Latest Finagled Deregulated Regulation

As a result of the FERC smackdown on price supports for FirstEnergy’s and AEP’s money-losing coal plants, each is pursuing additional regulation. AEP decided to shut down its money-losing plants and is promoting reregulation. This is less shifty than FirstEnergy’s pursuit of a “grid modernization” rider, which will provide $204 million more revenue. It’s an end-around the FERC ruling to subsidize the “unregulated” money-losers with their regulated money maker (poles and wires). It’s already been approved by PUCO.

Just for fun, let’s go back a couple years to my post, “Energy Efficiency Under Attack – Stalin Would be Proud?”. That post quotes Ohio senators lambasting the waste of money and rip-off to customers that are energy efficiency and renewable energy standards.

It reminds me of an Austin Powers clip, “It seems the tables have turned again, Mr. Seitz.” I don’t think the money spent on efficiency, which benefited customers, was nearly $204 million.

The Problem for Baseload Plants

Refer to the Midcontinent Independent System Operator (MISO) chart below, courtesy of ICF. See the hole in the middle over Chicago. That is ComEd’s territory. They are part of PJM ISO, which includes Ohio, half of Kentucky, straight east to New Jersey, Pennsylvania, Maryland, and Virginia. PJM covers major shale gas territory, but it also connects many gigawatts of Midwest wind energy to PJM. You can see this in the pricing of the MISO load balancing authorities. The ones that border PJM have higher prices.

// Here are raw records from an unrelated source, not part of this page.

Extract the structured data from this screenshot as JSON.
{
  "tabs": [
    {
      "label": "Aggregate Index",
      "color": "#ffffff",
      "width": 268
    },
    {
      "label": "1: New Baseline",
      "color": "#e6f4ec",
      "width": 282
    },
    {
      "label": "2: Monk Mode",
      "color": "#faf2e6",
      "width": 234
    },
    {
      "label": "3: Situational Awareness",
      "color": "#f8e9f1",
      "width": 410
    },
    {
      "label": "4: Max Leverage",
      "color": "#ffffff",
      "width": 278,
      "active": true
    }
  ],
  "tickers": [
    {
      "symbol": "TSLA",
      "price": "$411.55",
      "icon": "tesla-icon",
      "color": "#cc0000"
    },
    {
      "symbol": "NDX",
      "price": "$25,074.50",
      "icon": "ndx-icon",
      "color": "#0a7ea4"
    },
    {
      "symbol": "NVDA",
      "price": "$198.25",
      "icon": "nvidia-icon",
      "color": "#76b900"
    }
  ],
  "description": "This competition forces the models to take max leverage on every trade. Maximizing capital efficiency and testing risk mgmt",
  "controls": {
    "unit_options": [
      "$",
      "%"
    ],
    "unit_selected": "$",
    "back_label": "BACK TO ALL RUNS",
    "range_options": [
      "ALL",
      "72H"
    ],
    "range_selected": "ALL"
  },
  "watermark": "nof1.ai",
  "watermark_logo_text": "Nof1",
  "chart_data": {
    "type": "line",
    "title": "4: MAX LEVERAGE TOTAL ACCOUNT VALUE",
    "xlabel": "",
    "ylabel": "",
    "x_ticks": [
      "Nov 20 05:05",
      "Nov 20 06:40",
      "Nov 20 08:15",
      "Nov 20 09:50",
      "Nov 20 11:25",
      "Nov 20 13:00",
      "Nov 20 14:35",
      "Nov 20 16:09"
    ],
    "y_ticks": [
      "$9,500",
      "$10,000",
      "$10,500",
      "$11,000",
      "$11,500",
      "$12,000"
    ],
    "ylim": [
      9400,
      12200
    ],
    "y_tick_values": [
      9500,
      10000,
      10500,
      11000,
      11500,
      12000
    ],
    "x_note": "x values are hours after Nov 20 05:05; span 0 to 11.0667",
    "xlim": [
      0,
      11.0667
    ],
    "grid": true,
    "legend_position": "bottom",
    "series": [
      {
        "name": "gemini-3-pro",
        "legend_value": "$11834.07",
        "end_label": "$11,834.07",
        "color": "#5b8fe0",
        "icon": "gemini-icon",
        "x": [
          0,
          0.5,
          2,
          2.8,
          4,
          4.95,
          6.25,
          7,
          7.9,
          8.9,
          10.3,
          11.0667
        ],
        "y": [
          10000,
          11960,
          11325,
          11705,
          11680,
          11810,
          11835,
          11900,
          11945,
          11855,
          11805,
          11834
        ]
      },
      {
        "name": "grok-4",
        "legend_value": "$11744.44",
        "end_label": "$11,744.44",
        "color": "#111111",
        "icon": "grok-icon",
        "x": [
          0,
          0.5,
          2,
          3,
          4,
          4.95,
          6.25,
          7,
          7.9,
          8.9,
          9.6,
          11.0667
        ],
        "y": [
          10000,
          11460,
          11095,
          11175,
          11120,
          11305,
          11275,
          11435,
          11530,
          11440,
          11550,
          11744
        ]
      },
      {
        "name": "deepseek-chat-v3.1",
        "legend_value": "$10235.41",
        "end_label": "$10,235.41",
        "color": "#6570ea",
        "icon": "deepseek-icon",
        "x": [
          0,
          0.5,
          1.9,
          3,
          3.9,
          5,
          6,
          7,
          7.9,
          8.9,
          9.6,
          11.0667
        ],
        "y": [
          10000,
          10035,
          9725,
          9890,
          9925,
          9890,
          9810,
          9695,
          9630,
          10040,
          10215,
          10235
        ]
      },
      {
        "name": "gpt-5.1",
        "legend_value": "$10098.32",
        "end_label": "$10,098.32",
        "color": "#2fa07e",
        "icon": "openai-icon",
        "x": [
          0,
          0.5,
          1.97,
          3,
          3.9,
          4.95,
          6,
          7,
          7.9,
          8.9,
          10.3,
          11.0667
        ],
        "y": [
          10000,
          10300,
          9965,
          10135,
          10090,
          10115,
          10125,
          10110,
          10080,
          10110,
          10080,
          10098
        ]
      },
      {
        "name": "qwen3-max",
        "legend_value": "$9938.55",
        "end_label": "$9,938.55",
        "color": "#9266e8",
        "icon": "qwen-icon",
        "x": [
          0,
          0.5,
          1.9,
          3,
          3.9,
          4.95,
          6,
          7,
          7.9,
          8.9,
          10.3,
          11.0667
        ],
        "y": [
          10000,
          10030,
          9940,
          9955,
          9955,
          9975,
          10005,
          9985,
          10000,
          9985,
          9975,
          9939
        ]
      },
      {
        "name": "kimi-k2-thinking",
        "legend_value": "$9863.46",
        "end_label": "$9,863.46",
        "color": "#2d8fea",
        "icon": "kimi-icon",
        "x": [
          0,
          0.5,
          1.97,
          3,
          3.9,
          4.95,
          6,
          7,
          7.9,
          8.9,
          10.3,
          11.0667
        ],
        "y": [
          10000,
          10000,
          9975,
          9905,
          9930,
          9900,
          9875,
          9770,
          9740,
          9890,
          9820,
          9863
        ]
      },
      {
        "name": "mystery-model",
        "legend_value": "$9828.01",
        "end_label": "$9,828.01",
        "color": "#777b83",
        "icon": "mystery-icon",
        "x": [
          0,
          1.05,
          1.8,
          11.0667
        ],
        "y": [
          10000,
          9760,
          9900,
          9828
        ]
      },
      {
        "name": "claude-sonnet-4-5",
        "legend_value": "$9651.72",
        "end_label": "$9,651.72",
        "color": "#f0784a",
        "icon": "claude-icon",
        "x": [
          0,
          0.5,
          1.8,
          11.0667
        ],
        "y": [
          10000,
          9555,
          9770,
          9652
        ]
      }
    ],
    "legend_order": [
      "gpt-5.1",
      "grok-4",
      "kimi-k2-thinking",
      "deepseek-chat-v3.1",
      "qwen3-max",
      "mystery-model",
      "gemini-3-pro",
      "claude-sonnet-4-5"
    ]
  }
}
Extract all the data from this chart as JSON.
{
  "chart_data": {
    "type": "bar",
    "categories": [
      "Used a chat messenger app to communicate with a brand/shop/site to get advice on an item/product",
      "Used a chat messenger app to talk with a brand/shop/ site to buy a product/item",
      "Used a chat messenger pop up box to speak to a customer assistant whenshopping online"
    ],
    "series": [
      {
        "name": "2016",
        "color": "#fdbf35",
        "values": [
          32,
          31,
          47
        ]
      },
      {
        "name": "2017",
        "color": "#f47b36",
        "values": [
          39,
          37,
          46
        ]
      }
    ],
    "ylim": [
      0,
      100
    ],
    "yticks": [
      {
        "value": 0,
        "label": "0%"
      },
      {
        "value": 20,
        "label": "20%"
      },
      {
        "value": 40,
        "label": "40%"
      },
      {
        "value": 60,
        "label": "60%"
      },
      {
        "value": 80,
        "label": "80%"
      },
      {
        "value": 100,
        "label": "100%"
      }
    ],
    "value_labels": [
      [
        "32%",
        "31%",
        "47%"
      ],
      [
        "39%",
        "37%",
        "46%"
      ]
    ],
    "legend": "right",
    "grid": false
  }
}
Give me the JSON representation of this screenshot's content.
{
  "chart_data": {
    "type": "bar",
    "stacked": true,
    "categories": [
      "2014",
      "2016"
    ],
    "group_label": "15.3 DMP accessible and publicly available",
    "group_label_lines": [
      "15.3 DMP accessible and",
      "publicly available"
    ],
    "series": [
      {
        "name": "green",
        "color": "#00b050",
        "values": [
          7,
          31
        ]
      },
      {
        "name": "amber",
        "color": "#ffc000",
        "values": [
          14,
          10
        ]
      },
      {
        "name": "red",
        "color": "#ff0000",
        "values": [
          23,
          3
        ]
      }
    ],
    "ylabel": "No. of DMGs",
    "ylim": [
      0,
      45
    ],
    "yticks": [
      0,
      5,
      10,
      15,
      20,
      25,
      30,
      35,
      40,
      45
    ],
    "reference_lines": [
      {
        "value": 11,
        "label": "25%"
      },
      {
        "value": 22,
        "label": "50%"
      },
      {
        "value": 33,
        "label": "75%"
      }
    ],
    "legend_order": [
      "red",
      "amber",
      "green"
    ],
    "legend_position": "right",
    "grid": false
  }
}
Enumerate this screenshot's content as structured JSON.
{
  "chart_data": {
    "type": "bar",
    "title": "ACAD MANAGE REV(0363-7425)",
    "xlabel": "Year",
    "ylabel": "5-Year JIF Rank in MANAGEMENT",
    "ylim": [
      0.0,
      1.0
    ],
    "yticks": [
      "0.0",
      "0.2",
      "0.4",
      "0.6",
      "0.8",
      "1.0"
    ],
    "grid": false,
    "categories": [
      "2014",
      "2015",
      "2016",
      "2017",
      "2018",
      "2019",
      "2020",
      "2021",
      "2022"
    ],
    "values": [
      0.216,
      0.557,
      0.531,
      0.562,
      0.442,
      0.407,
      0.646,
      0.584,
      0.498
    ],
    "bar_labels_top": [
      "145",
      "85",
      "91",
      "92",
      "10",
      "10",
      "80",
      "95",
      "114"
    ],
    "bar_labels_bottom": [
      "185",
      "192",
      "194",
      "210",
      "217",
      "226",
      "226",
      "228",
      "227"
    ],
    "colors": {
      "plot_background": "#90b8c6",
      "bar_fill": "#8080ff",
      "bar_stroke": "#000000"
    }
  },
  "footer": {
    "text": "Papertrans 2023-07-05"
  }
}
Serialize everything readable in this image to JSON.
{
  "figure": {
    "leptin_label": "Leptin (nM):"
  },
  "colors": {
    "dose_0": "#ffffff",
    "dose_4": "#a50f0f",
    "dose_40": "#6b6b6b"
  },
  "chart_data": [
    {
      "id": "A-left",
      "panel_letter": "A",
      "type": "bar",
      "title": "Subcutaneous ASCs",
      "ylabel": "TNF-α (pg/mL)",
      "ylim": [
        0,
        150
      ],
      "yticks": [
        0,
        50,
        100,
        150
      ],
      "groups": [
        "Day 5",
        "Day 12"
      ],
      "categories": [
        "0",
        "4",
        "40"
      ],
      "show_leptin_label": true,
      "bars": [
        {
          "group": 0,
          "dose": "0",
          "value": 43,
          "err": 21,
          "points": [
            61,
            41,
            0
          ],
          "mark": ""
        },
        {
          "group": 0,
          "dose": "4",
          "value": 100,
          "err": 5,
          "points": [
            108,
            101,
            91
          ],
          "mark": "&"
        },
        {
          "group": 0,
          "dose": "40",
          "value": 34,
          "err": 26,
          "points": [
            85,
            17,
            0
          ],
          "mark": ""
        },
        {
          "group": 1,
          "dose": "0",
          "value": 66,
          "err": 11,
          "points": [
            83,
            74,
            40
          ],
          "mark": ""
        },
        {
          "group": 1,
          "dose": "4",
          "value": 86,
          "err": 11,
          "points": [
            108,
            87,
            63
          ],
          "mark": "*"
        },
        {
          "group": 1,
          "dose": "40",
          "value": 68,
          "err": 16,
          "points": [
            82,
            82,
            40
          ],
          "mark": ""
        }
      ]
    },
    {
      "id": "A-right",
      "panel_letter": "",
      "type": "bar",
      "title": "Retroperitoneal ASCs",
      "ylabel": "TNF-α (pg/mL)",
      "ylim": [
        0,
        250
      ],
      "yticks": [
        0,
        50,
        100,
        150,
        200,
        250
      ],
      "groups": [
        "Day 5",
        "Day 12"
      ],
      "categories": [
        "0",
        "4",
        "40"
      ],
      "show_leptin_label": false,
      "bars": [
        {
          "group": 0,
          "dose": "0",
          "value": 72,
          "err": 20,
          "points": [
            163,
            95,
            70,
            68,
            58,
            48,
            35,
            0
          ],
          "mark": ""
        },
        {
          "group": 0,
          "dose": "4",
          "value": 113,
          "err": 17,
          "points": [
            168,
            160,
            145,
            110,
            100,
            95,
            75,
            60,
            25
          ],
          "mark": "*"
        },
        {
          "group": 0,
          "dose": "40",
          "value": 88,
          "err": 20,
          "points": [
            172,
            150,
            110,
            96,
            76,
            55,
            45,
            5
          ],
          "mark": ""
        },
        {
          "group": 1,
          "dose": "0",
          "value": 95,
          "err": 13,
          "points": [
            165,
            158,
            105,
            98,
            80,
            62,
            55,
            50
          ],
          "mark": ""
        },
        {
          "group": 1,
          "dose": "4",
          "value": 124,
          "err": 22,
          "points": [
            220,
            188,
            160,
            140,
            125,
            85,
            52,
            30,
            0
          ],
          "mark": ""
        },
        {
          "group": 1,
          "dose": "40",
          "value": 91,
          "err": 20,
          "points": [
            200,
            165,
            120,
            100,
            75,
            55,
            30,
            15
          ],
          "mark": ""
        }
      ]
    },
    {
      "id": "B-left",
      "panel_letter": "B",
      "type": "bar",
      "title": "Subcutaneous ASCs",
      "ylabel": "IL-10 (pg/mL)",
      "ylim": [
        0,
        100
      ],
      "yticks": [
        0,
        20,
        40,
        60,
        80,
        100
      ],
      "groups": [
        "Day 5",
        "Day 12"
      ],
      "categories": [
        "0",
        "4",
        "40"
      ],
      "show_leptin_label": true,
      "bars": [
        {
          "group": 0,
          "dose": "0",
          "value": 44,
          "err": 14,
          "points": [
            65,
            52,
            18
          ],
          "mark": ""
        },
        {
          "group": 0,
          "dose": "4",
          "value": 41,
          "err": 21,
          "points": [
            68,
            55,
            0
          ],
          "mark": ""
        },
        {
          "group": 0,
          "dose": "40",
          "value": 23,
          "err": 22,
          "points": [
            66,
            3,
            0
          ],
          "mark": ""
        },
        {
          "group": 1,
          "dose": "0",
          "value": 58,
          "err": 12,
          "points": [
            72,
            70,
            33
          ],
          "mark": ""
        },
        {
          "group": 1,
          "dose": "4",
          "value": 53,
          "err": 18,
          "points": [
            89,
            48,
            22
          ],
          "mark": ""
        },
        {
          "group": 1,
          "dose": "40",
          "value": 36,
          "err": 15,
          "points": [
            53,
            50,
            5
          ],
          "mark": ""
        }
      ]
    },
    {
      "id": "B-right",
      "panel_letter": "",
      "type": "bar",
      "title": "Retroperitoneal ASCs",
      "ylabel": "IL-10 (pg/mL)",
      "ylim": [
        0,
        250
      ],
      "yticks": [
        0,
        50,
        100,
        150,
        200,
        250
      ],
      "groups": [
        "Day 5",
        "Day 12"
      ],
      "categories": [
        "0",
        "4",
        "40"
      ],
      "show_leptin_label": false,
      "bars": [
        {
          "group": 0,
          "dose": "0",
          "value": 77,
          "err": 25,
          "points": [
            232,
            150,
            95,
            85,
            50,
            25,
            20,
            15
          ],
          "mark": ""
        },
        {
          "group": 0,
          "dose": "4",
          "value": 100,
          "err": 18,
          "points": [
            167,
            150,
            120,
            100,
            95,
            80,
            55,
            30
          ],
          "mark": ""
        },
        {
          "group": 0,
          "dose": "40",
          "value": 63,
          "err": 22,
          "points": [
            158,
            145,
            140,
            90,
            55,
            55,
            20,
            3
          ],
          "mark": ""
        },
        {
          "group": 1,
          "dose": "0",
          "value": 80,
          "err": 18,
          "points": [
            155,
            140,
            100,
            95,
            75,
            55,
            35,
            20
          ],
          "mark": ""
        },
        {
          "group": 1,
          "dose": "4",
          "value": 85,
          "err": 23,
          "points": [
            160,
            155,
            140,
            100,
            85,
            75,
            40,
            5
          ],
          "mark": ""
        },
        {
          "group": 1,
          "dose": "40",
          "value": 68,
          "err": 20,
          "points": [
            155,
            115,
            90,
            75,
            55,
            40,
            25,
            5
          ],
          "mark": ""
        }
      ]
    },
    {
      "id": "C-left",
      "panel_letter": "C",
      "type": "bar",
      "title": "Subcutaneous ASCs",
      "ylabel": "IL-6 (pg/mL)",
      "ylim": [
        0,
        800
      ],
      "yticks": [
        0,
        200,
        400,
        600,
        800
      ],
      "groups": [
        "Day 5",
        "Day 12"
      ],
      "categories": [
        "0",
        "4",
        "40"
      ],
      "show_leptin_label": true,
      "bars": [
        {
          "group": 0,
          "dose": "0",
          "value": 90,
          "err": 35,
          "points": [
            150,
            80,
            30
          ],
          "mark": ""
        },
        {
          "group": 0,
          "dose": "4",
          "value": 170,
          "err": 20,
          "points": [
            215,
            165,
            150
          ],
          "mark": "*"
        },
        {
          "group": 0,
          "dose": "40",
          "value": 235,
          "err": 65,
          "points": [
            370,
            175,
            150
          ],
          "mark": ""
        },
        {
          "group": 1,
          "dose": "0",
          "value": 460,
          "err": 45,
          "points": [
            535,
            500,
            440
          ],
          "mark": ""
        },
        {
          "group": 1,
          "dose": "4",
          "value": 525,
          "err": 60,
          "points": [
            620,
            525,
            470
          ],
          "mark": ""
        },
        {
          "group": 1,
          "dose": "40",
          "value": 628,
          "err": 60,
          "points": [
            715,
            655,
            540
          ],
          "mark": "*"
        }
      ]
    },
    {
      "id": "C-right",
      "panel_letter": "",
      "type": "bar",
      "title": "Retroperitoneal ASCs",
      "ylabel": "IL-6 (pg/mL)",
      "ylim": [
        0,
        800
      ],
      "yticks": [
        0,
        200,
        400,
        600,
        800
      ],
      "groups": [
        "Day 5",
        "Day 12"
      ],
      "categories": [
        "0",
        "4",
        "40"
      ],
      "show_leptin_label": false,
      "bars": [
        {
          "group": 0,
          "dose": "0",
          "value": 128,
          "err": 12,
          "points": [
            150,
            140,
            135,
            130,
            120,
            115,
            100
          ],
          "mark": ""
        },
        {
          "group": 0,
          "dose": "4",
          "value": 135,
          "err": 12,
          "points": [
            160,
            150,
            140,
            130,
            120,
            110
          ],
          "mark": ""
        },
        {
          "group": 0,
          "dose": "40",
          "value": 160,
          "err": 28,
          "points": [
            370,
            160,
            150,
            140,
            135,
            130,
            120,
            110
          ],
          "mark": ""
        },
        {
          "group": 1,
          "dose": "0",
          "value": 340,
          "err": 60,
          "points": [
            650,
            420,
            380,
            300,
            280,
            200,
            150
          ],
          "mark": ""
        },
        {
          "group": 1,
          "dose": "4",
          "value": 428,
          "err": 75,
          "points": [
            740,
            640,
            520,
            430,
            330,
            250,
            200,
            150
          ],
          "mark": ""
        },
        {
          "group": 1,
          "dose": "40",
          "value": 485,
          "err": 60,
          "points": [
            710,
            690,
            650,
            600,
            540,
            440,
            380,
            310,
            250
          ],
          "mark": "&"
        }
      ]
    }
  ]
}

Natural gas and heavily subsidized wind drive down prices, most of the time. The problem is baseload nukes and coal plants need to run all the time to be profitable. They are only needed part of the time now with fluctuating wind and insufficient natural gas generation. We are seeing another subsidy of wind power coming – it’s the riders to keep these former baseloads online to fill the gaps left by wind power.

[1] Data table can be found here. It shows price changes and prices since 1998, by state. The first two are alphabetical by state, and the last one is sorted by 2014 prices, high to low. The purple states are the deregulated ones.

[2] Approximate from my read of the EIA natural gas price graph.